Fried fish is a popular dish in various parts of the world, including the United States, Japan, and England. It is described as fish that has been battered or battered and then submerged in oil until the outside is golden brown and the fish is cooked through. This dish is commonly prepared with mild-flavored fish, both freshwater and saltwater, which can be coated with a dry or wet batter. Once cooked, the fish can be served as is or covered with a sauce.
Breadcrumbs can be used as a coating for fried fish.
Although technically any type of fish can be fried, the preferred varieties for this dish are generally mild in flavor but firm in texture. Saltwater fish such as cod and halibut are some of the most popular, especially in Asia, Europe, and North America, for fried fish dishes. Sea bass and tilapia are also often cooked this way, and are some of the most commonly used freshwater fish. Other common freshwater fish for frying include crappie and walleye.
Mild flavored fish is commonly used when cooked using a deep fryer.

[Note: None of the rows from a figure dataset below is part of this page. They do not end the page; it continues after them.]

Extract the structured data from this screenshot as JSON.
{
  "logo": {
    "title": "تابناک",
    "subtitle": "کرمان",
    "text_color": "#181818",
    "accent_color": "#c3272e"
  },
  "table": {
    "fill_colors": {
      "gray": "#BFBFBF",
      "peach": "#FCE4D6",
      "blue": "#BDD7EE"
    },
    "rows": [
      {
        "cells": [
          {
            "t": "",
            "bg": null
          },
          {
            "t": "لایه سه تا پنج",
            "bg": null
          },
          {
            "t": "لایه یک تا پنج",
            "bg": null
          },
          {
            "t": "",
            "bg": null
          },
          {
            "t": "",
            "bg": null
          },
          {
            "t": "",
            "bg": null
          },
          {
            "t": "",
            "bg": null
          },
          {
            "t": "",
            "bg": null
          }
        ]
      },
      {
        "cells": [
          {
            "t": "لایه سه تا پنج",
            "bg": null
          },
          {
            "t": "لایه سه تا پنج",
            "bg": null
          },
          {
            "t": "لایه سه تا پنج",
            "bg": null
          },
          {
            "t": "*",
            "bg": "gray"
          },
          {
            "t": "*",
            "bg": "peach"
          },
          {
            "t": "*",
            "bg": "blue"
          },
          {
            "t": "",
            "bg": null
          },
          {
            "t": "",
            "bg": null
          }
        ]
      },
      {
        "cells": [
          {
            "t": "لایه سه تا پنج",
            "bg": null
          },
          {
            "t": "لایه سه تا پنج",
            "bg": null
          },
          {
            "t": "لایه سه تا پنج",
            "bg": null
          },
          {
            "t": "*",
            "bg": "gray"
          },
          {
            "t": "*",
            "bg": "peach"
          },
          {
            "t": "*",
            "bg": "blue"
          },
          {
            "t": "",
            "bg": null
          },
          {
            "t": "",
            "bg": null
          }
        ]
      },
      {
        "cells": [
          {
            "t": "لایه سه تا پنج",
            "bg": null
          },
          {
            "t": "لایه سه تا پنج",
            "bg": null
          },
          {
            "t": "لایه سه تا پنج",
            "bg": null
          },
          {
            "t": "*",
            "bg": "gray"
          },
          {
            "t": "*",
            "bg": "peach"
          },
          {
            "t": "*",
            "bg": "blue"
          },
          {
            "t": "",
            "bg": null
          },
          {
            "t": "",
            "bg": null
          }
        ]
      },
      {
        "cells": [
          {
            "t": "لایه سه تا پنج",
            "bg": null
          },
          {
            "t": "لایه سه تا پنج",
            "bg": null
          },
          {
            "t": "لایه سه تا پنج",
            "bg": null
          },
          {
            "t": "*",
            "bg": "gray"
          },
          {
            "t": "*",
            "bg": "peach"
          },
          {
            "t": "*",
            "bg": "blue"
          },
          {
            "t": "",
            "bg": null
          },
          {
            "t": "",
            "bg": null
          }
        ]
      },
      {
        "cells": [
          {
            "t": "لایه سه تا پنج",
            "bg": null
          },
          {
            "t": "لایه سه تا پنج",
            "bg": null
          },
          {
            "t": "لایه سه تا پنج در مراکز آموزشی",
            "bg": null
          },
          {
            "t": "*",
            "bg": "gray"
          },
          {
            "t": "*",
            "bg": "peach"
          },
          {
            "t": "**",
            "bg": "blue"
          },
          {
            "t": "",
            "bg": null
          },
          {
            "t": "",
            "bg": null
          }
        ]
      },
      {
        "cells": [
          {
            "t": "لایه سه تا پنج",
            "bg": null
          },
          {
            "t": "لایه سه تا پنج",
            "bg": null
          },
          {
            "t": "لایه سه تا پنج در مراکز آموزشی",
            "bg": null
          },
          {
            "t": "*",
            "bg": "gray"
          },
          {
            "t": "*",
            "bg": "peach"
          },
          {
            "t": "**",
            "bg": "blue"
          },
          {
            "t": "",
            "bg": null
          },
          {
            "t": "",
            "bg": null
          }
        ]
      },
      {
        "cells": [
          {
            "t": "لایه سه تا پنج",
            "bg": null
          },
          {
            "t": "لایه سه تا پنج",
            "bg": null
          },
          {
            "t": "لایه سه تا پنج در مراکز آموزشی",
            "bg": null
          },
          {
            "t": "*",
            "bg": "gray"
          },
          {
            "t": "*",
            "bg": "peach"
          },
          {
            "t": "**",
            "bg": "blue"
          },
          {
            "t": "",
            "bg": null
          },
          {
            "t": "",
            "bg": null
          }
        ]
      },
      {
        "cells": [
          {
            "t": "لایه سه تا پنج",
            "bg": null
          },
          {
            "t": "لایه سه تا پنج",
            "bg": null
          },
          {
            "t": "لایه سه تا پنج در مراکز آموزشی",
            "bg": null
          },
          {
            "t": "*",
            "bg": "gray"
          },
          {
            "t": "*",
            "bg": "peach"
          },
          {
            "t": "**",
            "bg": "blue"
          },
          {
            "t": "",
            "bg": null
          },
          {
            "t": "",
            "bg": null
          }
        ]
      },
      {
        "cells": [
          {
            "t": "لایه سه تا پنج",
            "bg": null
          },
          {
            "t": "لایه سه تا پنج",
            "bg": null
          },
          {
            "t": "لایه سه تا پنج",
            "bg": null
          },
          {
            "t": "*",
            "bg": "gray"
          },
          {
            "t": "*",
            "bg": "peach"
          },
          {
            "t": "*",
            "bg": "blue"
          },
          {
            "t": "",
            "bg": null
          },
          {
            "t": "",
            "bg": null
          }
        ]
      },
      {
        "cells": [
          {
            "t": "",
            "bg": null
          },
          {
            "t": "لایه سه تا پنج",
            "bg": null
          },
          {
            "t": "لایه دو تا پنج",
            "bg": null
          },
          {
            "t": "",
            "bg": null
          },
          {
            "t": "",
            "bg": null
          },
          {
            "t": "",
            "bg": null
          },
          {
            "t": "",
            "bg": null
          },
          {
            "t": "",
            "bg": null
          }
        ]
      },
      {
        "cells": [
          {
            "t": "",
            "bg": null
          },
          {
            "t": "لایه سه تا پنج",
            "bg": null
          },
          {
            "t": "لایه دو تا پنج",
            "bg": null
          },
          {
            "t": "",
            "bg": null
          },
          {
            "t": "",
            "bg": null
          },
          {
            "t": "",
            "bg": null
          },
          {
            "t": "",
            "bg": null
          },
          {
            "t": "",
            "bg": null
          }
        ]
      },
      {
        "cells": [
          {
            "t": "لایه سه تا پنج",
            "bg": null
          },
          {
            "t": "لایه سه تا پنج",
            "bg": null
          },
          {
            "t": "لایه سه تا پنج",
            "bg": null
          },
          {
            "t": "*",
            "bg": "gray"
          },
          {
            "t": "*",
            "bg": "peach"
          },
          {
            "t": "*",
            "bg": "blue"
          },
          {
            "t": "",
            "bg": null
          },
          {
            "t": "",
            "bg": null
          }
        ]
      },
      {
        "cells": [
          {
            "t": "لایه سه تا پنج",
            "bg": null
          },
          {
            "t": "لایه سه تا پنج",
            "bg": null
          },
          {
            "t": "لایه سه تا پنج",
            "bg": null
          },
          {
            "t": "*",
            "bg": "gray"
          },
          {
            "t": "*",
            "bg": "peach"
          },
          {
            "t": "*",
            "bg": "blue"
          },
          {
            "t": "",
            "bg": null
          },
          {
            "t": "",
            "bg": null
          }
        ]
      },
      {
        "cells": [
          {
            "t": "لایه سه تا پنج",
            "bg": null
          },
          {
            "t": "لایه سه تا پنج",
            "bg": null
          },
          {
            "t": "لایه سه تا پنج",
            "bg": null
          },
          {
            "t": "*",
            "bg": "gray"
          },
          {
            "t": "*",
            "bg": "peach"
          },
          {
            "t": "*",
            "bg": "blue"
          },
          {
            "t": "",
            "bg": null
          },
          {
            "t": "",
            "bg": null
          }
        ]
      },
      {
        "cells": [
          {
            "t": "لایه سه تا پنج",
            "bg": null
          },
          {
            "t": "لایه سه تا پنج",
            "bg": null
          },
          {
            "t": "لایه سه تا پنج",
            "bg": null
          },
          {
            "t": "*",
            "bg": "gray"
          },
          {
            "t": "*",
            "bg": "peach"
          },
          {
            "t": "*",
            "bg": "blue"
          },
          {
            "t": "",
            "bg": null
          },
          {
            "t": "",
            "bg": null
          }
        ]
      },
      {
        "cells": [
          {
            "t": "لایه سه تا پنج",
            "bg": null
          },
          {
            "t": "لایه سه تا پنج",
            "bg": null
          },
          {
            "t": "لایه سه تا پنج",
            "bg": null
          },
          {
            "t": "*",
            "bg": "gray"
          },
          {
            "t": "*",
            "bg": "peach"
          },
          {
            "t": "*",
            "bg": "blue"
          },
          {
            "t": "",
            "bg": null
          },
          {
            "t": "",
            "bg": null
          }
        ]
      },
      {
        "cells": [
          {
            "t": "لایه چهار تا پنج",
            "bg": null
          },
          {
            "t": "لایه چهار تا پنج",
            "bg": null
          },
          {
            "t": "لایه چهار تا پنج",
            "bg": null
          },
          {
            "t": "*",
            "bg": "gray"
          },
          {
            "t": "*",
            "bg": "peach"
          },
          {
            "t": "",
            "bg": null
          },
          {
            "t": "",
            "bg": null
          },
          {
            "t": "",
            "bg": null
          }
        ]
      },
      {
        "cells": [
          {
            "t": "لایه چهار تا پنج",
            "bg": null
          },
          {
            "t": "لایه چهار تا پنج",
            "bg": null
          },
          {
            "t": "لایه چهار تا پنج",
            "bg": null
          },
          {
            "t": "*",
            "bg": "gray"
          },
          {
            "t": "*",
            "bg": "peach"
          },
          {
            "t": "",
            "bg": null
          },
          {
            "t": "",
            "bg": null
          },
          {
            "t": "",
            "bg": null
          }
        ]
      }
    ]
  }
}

Almost as important as the type of seafood used for the fried fish is the coating. Dry coatings, which are made by dredgeing the fish in flour, egg, and then a seasoned outer coating, are one of the most popular for fried fish. The outer coating can be made from almost any kind of breadcrumbs, cornmeal, or even all-purpose flour. Other common ingredients included in a dry coating are potato flakes, grated hard cheese, and numerous spices and dried herbs. This type of breading provides a thin, even coating on the fish and is usually slightly crispy when cooked.
When frying fish, most cooks start with a highly seasoned flour batter.
Moist batters are also popular for fried fish, as they generally provide a crispier exterior. For a wet dough, several dry ingredients similar to those used in a dry dough are mixed together, and then a slow stream of liquid, often beer or soda, is added until a dough forms. To make the coating expand, a small amount of baking soda can be added, which causes the dough to puff up around the fish when exposed to hot oil.
Walleyes, crappies, and other freshwater fish are sometimes cooked with a fried crust.
Fried fish is commonly served with sauce or other condiments. Lemon juice squeezed on top is one of the most popular, and tartar sauce is often used in the United States, which is a combination of mayonnaise or dressing, relishes, and other condiments. In Japan, tentsuyu sauce is popular, which is made from a mixture of soy sauce, rice wine, and cooking broth. In England, where fried fish is served as a dish known as fish and chips, malt vinegar is often the desired seasoning after frying.